In the case of different variances, the discriminant surface is a parabola. As a matter of fact, in the Gaussian case: $$log(p(x|\Theta)) \simeq -\frac{1}{2}(x-\mu)^{T}\Sigma^{-1}(x-\mu) -\frac{1}{2}log(det(\Sigma))$$ which is a quadratic form. Therefore the equation $log(p(x|\Sigma_{1})) = log(p(x|\Sigma_{2}))$ which describes the discriminant surface is necessarily a second order equation. Hence, its solution describes a parabolic discriminant surface.

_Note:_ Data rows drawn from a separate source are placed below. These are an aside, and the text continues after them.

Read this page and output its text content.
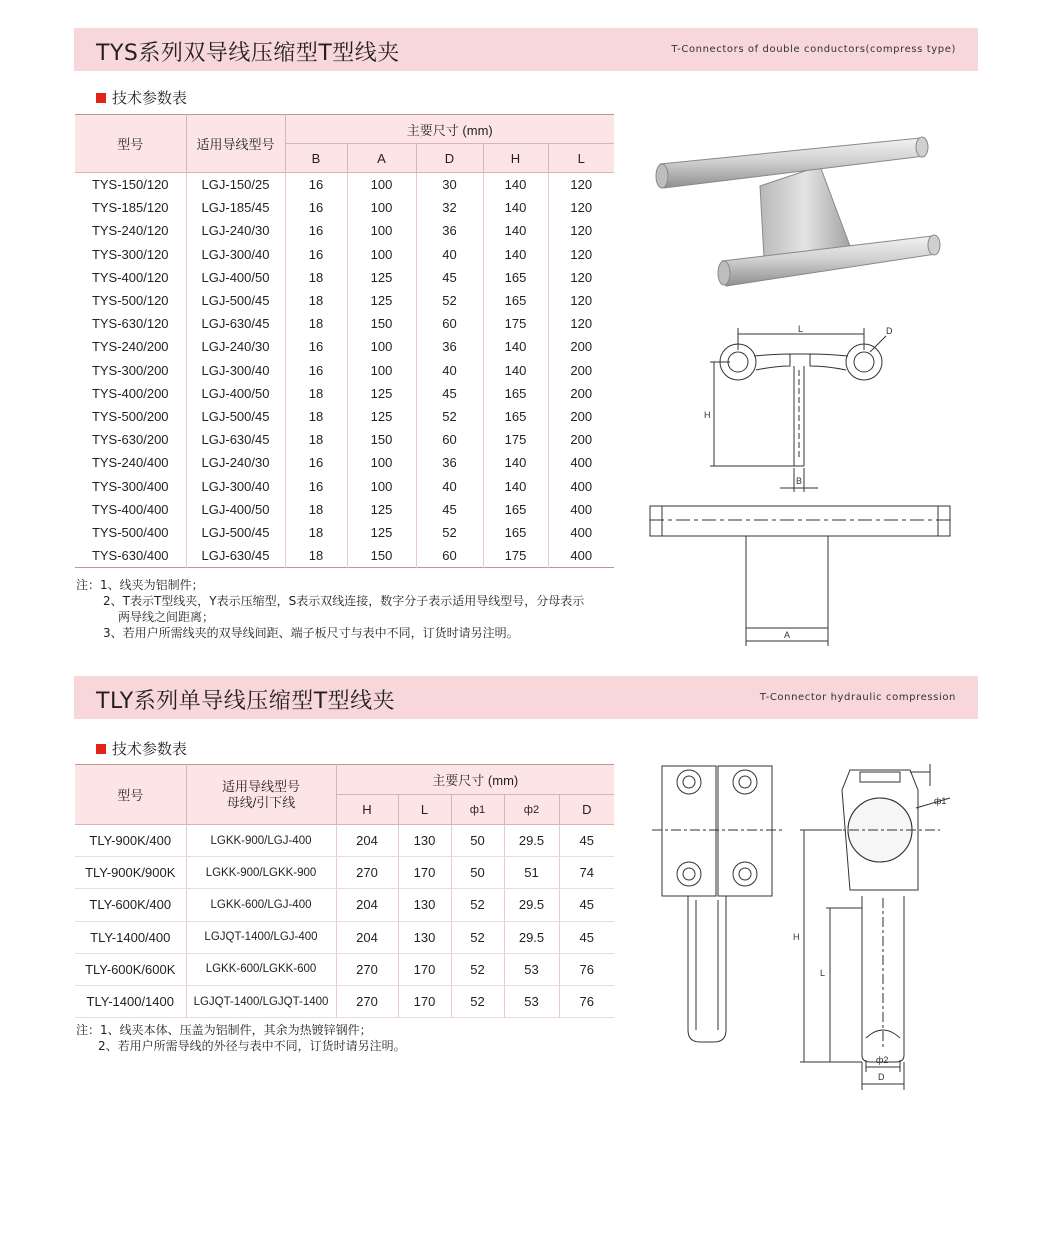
TYS系列双导线压缩型T型线夹	T-Connectors of double conductors(compress type)
技术参数表
型号	适用导线型号	主要尺寸 (mm)				
		B	A	D	H	L
TYS-150/120	LGJ-150/25	16	100	30	140	120
TYS-185/120	LGJ-185/45	16	100	32	140	120
TYS-240/120	LGJ-240/30	16	100	36	140	120
TYS-300/120	LGJ-300/40	16	100	40	140	120
TYS-400/120	LGJ-400/50	18	125	45	165	120
TYS-500/120	LGJ-500/45	18	125	52	165	120
TYS-630/120	LGJ-630/45	18	150	60	175	120
TYS-240/200	LGJ-240/30	16	100	36	140	200
TYS-300/200	LGJ-300/40	16	100	40	140	200
TYS-400/200	LGJ-400/50	18	125	45	165	200
TYS-500/200	LGJ-500/45	18	125	52	165	200
TYS-630/200	LGJ-630/45	18	150	60	175	200
TYS-240/400	LGJ-240/30	16	100	36	140	400
TYS-300/400	LGJ-300/40	16	100	40	140	400
TYS-400/400	LGJ-400/50	18	125	45	165	400
TYS-500/400	LGJ-500/45	18	125	52	165	400
TYS-630/400	LGJ-630/45	18	150	60	175	400
注：1、线夹为铝制件；
2、T表示T型线夹，Y表示压缩型，S表示双线连接，数字分子表示适用导线型号，分母表示
两导线之间距离；
3、若用户所需线夹的双导线间距、端子板尺寸与表中不同，订货时请另注明。
L	D
H
B
A
TLY系列单导线压缩型T型线夹	T-Connector hydraulic compression
技术参数表
型号	适用导线型号
母线/引下线	主要尺寸 (mm)				
		H	L	ф1	ф2	D
TLY-900K/400	LGKK-900/LGJ-400	204	130	50	29.5	45
TLY-900K/900K	LGKK-900/LGKK-900	270	170	50	51	74
TLY-600K/400	LGKK-600/LGJ-400	204	130	52	29.5	45
TLY-1400/400	LGJQT-1400/LGJ-400	204	130	52	29.5	45
TLY-600K/600K	LGKK-600/LGKK-600	270	170	52	53	76
TLY-1400/1400	LGJQT-1400/LGJQT-1400	270	170	52	53	76
注：1、线夹本体、压盖为铝制件，其余为热镀锌钢件；
2、若用户所需导线的外径与表中不同，订货时请另注明。
ф1
H
L
ф2
D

In the case where the covariance matrices are equal, the separation between both classes does not depend upon the covariance $\Sigma$ anymore: 
$$-\frac{1}{2}(x-\mu_{1})^{T}\Sigma^{-1}(x-\mu_{1}) -\frac{1}{2}log(det(\Sigma)) = -\frac{1}{2}(x-\mu_{2})^{T}\Sigma^{-1}(x-\mu_{2}) -\frac{1}{2}log(det(\Sigma))\\
\iff -\frac{1}{2}(x-\mu_{1})^{T}\Sigma^{-1}(x-\mu_{1}) = -\frac{1}{2}(x-\mu_{2})^{T}\Sigma^{-1}(x-\mu_{2})\\
\iff -\frac{1}{2}x^{T}\Sigma^{-1}x + -\frac{1}{2}\mu_{1}^{T}\Sigma^{-1}x - -\frac{1}{2}\mu_{1}^{T}\Sigma^{-1}\mu_{1} = -\frac{1}{2}x^{T}\Sigma^{-1}x + -\frac{1}{2}\mu_{2}^{T}\Sigma^{-1}x - -\frac{1}{2}\mu_{2}^{T}\Sigma^{-1}\mu_{2}
$$
Hence the equation of the surface that separates both classes becomes: $$(\mu_{1}-\mu_{2})^{T}\Sigma^{-1}x - \frac{1}{2}(\mu_{1}-\mu_{2})^{T}\Sigma^{-1}(\mu_{1}-\mu_{2}) = 0$$
which has a linear form. In the equal covariance case, using a Bayesian classifier with Gaussian densities is therefore equivalent to using discriminant functions of the form: $f_{k}(x) = \mathcal{w}_{k}^{T}x + \mathcal{w}_{k0}$ where 
$$\mathcal{w}_{k}^{T} = \mu_{k}^{T}\Sigma^{-1}\\
\mathcal{w}_{k0} = -\frac{1}{2}\mu_{k}^{T}\Sigma^{-1}\mu_{k}$$

As a summary, we have shown that Bayesian classifiers with Gaussian models separate the classes with combinations of parabolic surfaces. If the covariance matrices of the models are equal, the parabolic separation surfaces become simple hyper-planes.